Wie immer - wer (zu große) Erwartungen hat, kann (sehr) enttäuscht werden. Daher - kleine
bis gar keine Erwartungshaltung hegen....dafür mehr "Hoffnung". Eine enttäuschte Hoffnung
tut nicht sooooooooooo weh!
Und ja... immer wieder mit Menschen zusammen zu sein, die andere Menschen ständig taxieren,
wäre nicht mein Ding - ganz und gar nicht. Das wirkt auf mich immer so kopfgesteuert. Es gehört
AUCH "Kopf" in den Umgang mit Menschen.....aber sicher nicht ständig. Nein... und mich mit Menschen zu messen, denen ich begegne - das will ich nicht. In einem sportlichen Wettstreit
wird sich "gemessen"....aber nicht im ganz normalen Umgang mit Menschen.
Zu wissen, WIE ein Mensch ist, priorisiere ich. WAS er ist, kristallisiert sich irgendwann heraus.
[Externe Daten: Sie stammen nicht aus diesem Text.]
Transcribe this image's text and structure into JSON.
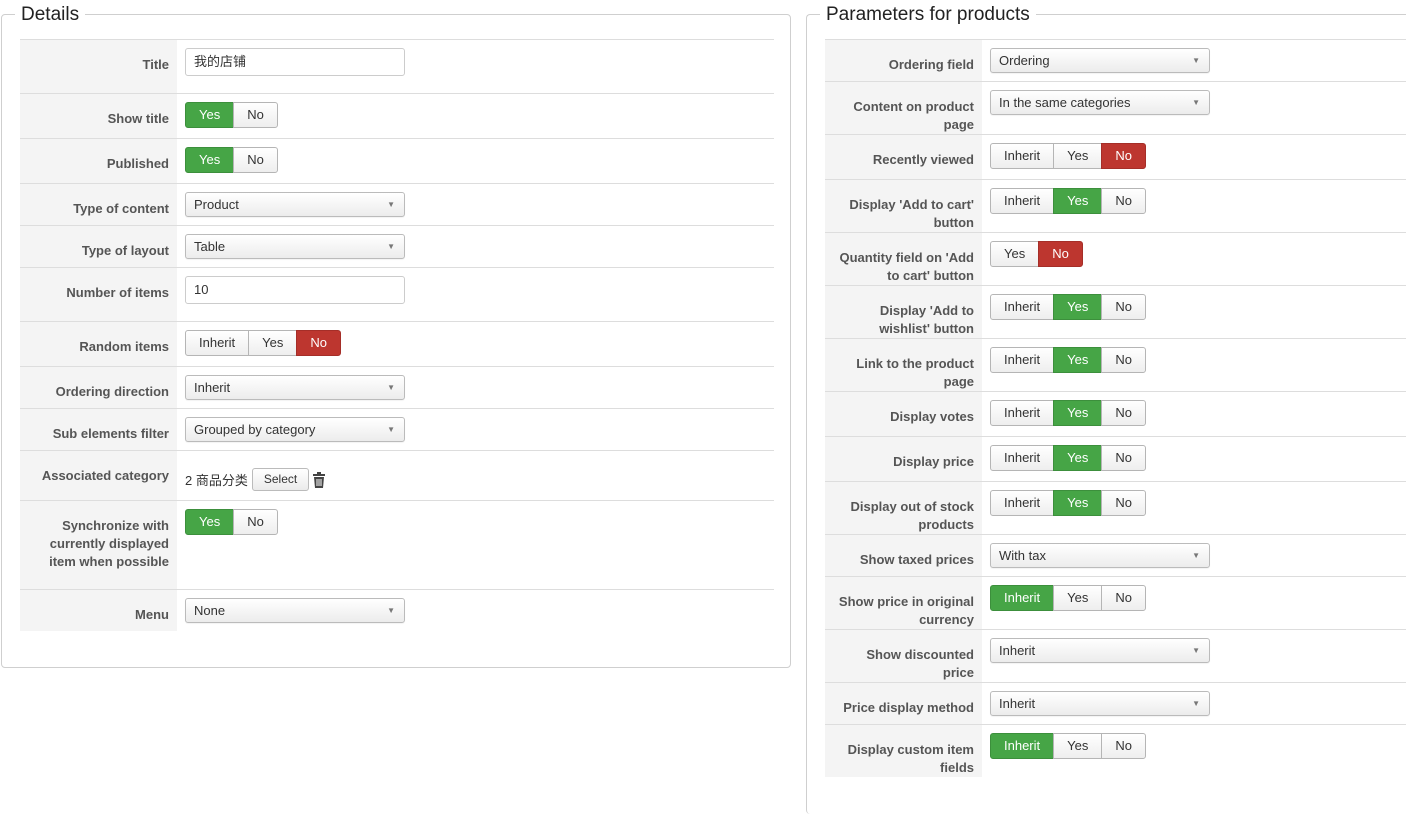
{
  "details": {
    "legend": "Details",
    "rows": {
      "title": {
        "label": "Title",
        "value": "我的店铺"
      },
      "show_title": {
        "label": "Show title",
        "options": [
          "Yes",
          "No"
        ]
      },
      "published": {
        "label": "Published",
        "options": [
          "Yes",
          "No"
        ]
      },
      "type_of_content": {
        "label": "Type of content",
        "value": "Product"
      },
      "type_of_layout": {
        "label": "Type of layout",
        "value": "Table"
      },
      "number_of_items": {
        "label": "Number of items",
        "value": "10"
      },
      "random_items": {
        "label": "Random items",
        "options": [
          "Inherit",
          "Yes",
          "No"
        ]
      },
      "ordering_direction": {
        "label": "Ordering direction",
        "value": "Inherit"
      },
      "sub_elements_filter": {
        "label": "Sub elements filter",
        "value": "Grouped by category"
      },
      "associated_category": {
        "label": "Associated category",
        "value": "2 商品分类",
        "button": "Select"
      },
      "synchronize": {
        "label": "Synchronize with currently displayed item when possible",
        "options": [
          "Yes",
          "No"
        ]
      },
      "menu": {
        "label": "Menu",
        "value": "None"
      }
    }
  },
  "params": {
    "legend": "Parameters for products",
    "rows": {
      "ordering_field": {
        "label": "Ordering field",
        "value": "Ordering"
      },
      "content_on_product_page": {
        "label": "Content on product page",
        "value": "In the same categories"
      },
      "recently_viewed": {
        "label": "Recently viewed",
        "options": [
          "Inherit",
          "Yes",
          "No"
        ]
      },
      "display_add_to_cart": {
        "label": "Display 'Add to cart' button",
        "options": [
          "Inherit",
          "Yes",
          "No"
        ]
      },
      "quantity_field": {
        "label": "Quantity field on 'Add to cart' button",
        "options": [
          "Yes",
          "No"
        ]
      },
      "display_add_to_wishlist": {
        "label": "Display 'Add to wishlist' button",
        "options": [
          "Inherit",
          "Yes",
          "No"
        ]
      },
      "link_to_product_page": {
        "label": "Link to the product page",
        "options": [
          "Inherit",
          "Yes",
          "No"
        ]
      },
      "display_votes": {
        "label": "Display votes",
        "options": [
          "Inherit",
          "Yes",
          "No"
        ]
      },
      "display_price": {
        "label": "Display price",
        "options": [
          "Inherit",
          "Yes",
          "No"
        ]
      },
      "display_out_of_stock": {
        "label": "Display out of stock products",
        "options": [
          "Inherit",
          "Yes",
          "No"
        ]
      },
      "show_taxed_prices": {
        "label": "Show taxed prices",
        "value": "With tax"
      },
      "show_price_original_currency": {
        "label": "Show price in original currency",
        "options": [
          "Inherit",
          "Yes",
          "No"
        ]
      },
      "show_discounted_price": {
        "label": "Show discounted price",
        "value": "Inherit"
      },
      "price_display_method": {
        "label": "Price display method",
        "value": "Inherit"
      },
      "display_custom_item_fields": {
        "label": "Display custom item fields",
        "options": [
          "Inherit",
          "Yes",
          "No"
        ]
      }
    }
  },
  "colors": {
    "yes_active": "#46a546",
    "no_active": "#bd362f"
  }
}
Mir ist das WIE wichtiger, als das WAS! Und da Kleider eben KEINE Leute machen - eben oftmals zeigen, dass ihnen das WAS (durch die Kleidung) ggf. wichtiger ist, als das WIE, sind mit Jeans
oder Schlabberlook sehr angenehm - auch wenn ich weiß, wie äußere Etikette aussieht!
Menschen rastermäßig abzuchecken - no. Das ist nix für mich. Die Konversation zeigt, ob es sich
- sorry - lohnt, über die Konversation hinaus zueinander zu finden. Werte wie Respekt, Achtung, Anstand sind es, die mich animieren. Fachspezifisches ..kann sein, muss aber nicht. Über Sport , Politik, "Gott und die Welt" zu reden, die jeweiligen Interessen, die das Leben AUCH ausmachen, finde ich spannend....und die Frage nach dem "WAS ist der Mensch" - da scheiden sich die Wege. Ob im Berufsleben, in der Freizeit, beim Sport, "an der Theke", im Ehrenamt oder im Verein - mir
war und ist immer das WIE (der Mensch ist) wichtig.
Interesse an anderen Menschen zu haben....ja und unbedingt. Ob Gleiches zurück kommt - wer will das klar beantworten können? Niemand. Jeder gibt das, wozu sie/er sich in der Lage sieht....und das Gegenüber ist damit zufrieden.....oder eben nicht. Und noch mal.... wer zu hohe Erwartungen hegt, wird verstärkt mit dem "oder eben nicht" umzugehen haben. Und an wem liegt das dann? Nee... eben nicht immer am "Gegenüber".
Zitat @Sohnemann
Zitat:Wenn man aber (...) sehr stark von sich ausgeht und auf andere schließt...(...)
....dann sind die Möglichkeiten NOCH begrenzter.
"Jeder Jeck ist anders!" Und das darf so sein. Und das WIE ist dann vollkommen ausreichend - wie "jeck" ein Jecker ist.....oder "Jeckerin".